RANDALL A. LAKE
An Illinois native who migrated with her family to Oregon in 1852 at the age of seventeen, Abigail Scott Duniway devoted more than four decades of her life to the cause of equal rights for women. With less than a year of formal education and responsibility for an invalid farmer husband and six children, "Jernnie" nonetheless became a school teacher, milliner, businesswoman, journalist, author, and vigorous proponent of equal rights. She was well informed on and broadly interested in public issues, trends, and reforms of the day, including spiritualism, abolitionism, temperance, bimetallism, immigration, and party politics, and was particularly concerned about women's economic plight. She fought for a woman's right to own property in her own name and to secure that property from her husband and his creditors. She railed against unequal wages on the job and unpaid labor at home, urging that marriage be organized as a business (Address, Progressive Party, 1914:8). Above all, she toiled ceaselessly for that one right on which, she believed, all improvements in woman's lot depended: the right to vote.
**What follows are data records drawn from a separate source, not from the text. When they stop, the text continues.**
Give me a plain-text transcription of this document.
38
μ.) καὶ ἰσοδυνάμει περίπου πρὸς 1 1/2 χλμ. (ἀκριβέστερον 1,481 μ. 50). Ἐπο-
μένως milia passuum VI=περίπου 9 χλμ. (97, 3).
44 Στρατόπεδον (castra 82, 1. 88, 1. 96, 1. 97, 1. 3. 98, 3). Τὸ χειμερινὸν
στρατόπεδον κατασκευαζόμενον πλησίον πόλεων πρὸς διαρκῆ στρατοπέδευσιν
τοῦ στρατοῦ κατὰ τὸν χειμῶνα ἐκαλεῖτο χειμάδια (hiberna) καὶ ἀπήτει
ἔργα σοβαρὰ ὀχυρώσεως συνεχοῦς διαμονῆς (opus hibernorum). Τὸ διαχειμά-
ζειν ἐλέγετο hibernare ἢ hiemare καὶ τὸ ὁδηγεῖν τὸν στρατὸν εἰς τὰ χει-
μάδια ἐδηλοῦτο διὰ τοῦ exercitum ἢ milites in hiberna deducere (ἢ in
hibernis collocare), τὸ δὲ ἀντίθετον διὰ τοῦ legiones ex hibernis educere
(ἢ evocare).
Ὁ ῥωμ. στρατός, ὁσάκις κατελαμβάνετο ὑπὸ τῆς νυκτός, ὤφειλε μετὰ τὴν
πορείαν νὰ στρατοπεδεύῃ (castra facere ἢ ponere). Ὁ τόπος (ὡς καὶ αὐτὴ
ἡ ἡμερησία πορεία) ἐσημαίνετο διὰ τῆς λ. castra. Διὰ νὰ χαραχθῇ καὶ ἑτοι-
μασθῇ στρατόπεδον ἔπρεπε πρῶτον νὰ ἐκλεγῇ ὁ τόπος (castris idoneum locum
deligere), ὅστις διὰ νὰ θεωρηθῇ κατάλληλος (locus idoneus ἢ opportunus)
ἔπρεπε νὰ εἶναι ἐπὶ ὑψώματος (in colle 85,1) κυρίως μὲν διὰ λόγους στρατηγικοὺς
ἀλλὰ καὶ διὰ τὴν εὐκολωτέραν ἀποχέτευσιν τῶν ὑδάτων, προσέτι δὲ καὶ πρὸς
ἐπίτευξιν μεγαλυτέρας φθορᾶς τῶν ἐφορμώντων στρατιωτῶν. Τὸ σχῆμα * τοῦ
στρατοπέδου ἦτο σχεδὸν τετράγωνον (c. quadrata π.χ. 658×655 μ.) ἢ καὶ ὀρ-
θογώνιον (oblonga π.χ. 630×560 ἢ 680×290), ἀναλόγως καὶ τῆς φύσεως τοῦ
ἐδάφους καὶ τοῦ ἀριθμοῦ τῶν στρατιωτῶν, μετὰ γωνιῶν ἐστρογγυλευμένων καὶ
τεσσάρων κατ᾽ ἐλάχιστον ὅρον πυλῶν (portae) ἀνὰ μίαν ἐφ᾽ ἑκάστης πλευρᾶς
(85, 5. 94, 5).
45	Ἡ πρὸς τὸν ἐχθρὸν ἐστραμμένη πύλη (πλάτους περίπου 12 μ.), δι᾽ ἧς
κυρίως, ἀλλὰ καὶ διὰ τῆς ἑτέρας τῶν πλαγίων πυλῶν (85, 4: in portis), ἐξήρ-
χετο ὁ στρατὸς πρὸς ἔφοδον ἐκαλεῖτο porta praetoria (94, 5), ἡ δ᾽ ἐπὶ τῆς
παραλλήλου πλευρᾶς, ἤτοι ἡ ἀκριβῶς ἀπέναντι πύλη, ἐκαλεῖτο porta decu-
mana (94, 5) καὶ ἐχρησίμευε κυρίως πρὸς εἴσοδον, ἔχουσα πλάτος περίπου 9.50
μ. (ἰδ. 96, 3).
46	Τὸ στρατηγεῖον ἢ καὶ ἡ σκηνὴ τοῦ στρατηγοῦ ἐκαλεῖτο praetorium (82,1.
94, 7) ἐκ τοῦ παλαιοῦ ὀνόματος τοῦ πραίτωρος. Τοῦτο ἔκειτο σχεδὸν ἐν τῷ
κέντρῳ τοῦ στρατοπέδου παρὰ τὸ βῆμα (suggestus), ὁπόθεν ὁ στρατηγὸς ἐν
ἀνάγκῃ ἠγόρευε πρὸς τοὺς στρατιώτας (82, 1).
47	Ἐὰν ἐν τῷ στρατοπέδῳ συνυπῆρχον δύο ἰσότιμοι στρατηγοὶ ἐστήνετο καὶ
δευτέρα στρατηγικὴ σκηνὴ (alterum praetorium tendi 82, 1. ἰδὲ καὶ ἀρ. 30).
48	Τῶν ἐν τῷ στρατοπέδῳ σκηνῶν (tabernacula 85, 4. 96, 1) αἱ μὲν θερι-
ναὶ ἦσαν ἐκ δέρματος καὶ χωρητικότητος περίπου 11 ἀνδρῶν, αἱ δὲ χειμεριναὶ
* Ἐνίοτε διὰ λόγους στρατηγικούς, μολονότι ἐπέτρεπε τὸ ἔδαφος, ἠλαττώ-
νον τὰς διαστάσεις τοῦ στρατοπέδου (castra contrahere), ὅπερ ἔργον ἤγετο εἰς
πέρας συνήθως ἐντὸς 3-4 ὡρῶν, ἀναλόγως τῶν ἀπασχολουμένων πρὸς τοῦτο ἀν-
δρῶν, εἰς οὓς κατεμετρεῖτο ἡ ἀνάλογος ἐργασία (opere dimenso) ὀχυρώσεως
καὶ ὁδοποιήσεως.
To this end, Scott Duniway traveled thousands of miles, spoke on thousands of occasions, and wrote thousands of pages. She cut her teeth on the lecture circuit during SUSAN B. ANTHONY's thousand-mile speaking tour of Oregon and Washington in 1871, for which Scott Duniway served as business manager and delivered speeches of introduction. Thereafter, she stumped the territory herself, organizing local suffrage associations and canvassing for her woman's rights newspaper, The New Northwest (NNW). Her energies were spent primarily in her "chosen bailiwick," the Pacific Northwest. She divided the first twelve and one-half years of her efforts equally between Oregon and Washington, estimating that she delivered seventy speeches in each place every year for a total of 1,750 from 1871 to 1884. She was also the chief advocate for woman's rights in Idaho for nearly twenty years; her work there, she estimated, involved 140 public lectures and 12,000 miles of travel from 1876 to 1895. In 1886, she reported walking five miles every day except Sunday to collect subscriptions for the NNW, writing 100 pages, and delivering three to four public lectures per week ( Larson, 1976: 4; Myres, 1982:36n.42; ASD to Mrs. M. C. Athey, January 6, 1897, in ASD II; Address, NWSA, 1884). In addition, she lectured throughout northern California and in states across the country, including Illinois, Iowa, Wyoming, Utah, Michigan, Minnesota, Ohio, and Washington, D.C., on her way to and from national suffrage conventions. Finally, she participated actively in related reform organizations, including temperance alliances and women's clubs.